Petition: Jesus, grant me the grace to understand in a deeper way the glory of your resurrection.
1. A Day with Mary: Much has happened in the last few days. The Sabbath dawns serenely, quietly. Today is a day to wait quietly with Mary, to meditate slowly with her, to go to a lonely place and contemplate the Lord’s death while holding her hand. Holy Saturday is a day to take it all in. It is a day of sorrow and of hope. We must not let Holy Saturday pass by as just another day, as just the day in between Good Friday and Easter Sunday. It is a day of quiet contemplation with the Mother of God.
2. The Other Side of the Resurrection: From our vantage point, it’s easy to forget that for the apostles and the disciples of the Lord, all seemed over. Jesus was dead. There was something powerfully definitive about that “It is finished” Jesus had pronounced from the cross. They would no more hear his voice, feel the power of his preaching, or see the marvels of his works. For them there was no resurrection, only passion and death. The women were preparing everything to finish the task of anointing Jesus’ dead body. We must contemplate this day from the other side of the Resurrection.
3. Prayer Gives us the Answers to Life: Only in this silent contemplation will the apostles be able to see how it all fits together. Jesus had told them all that would happen to him, including his resurrection. Jesus had spoken plainly to them, yet their minds were not prepared to understand. It is only in the silence of this day, accompanied by Mary, that they could hope to understand what Jesus had told them. It is the same for us; we must remember Christ’s words with Mary because oftentimes our minds too are closed. Many times we think we know who Jesus is and what he is teaching us, but really it doesn’t enter our heart. We must listen carefully to what he tells us in the Gospels so as to comprehend the deeper meaning of his words. We must do this with Mary and allow her to help us.

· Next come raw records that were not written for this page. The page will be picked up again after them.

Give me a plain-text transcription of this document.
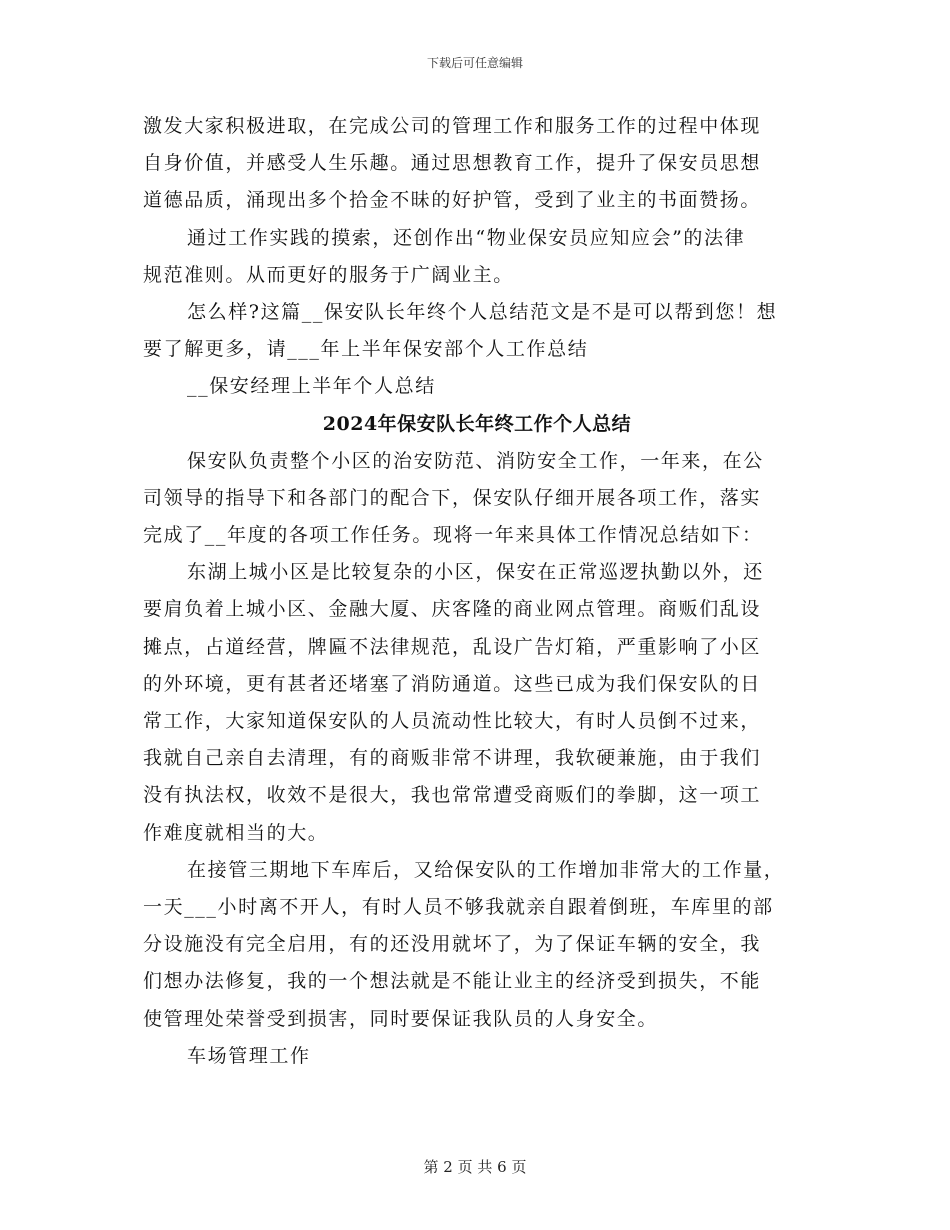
下载后可任意编辑
激发大家积极进取，在完成公司的管理工作和服务工作的过程中体现
自身价值，并感受人生乐趣。通过思想教育工作，提升了保安员思想
道德品质，涌现出多个拾金不昧的好护管，受到了业主的书面赞扬。
通过工作实践的摸索，还创作出“物业保安员应知应会”的法律
规范准则。从而更好的服务于广阔业主。
怎么样?这篇__保安队长年终个人总结范文是不是可以帮到您！想
要了解更多，请___年上半年保安部个人工作总结
__保安经理上半年个人总结
2024年保安队长年终工作个人总结
保安队负责整个小区的治安防范、消防安全工作，一年来，在公
司领导的指导下和各部门的配合下，保安队仔细开展各项工作，落实
完成了__年度的各项工作任务。现将一年来具体工作情况总结如下：
东湖上城小区是比较复杂的小区，保安在正常巡逻执勤以外，还
要肩负着上城小区、金融大厦、庆客隆的商业网点管理。商贩们乱设
摊点，占道经营，牌匾不法律规范，乱设广告灯箱，严重影响了小区
的外环境，更有甚者还堵塞了消防通道。这些已成为我们保安队的日
常工作，大家知道保安队的人员流动性比较大，有时人员倒不过来，
我就自己亲自去清理，有的商贩非常不讲理，我软硬兼施，由于我们
没有执法权，收效不是很大，我也常常遭受商贩们的拳脚，这一项工
作难度就相当的大。
在接管三期地下车库后，又给保安队的工作增加非常大的工作量，
一天___小时离不开人，有时人员不够我就亲自跟着倒班，车库里的部
分设施没有完全启用，有的还没用就坏了，为了保证车辆的安全，我
们想办法修复，我的一个想法就是不能让业主的经济受到损失，不能
使管理处荣誉受到损害，同时要保证我队员的人身安全。
车场管理工作
第 2 页 共 6 页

Conversation with Christ: Lord Jesus, the silence of this day helps me to ponder in my heart all you have accomplished for me during the past few days. I know that the silence of Holy Saturday is not a silence of despair and hopelessness, but rather a silence of great expectation ready to burst forth in the overwhelming joy of Easter. I will go to the tomb with the holy women, not to anoint your dead body, but to rejoice with the angels as they proclaim, “He is not here. He has risen!”
Resolution: I will try to keep as much prayerful silence as I am able today to prepare well for the joy of Easter.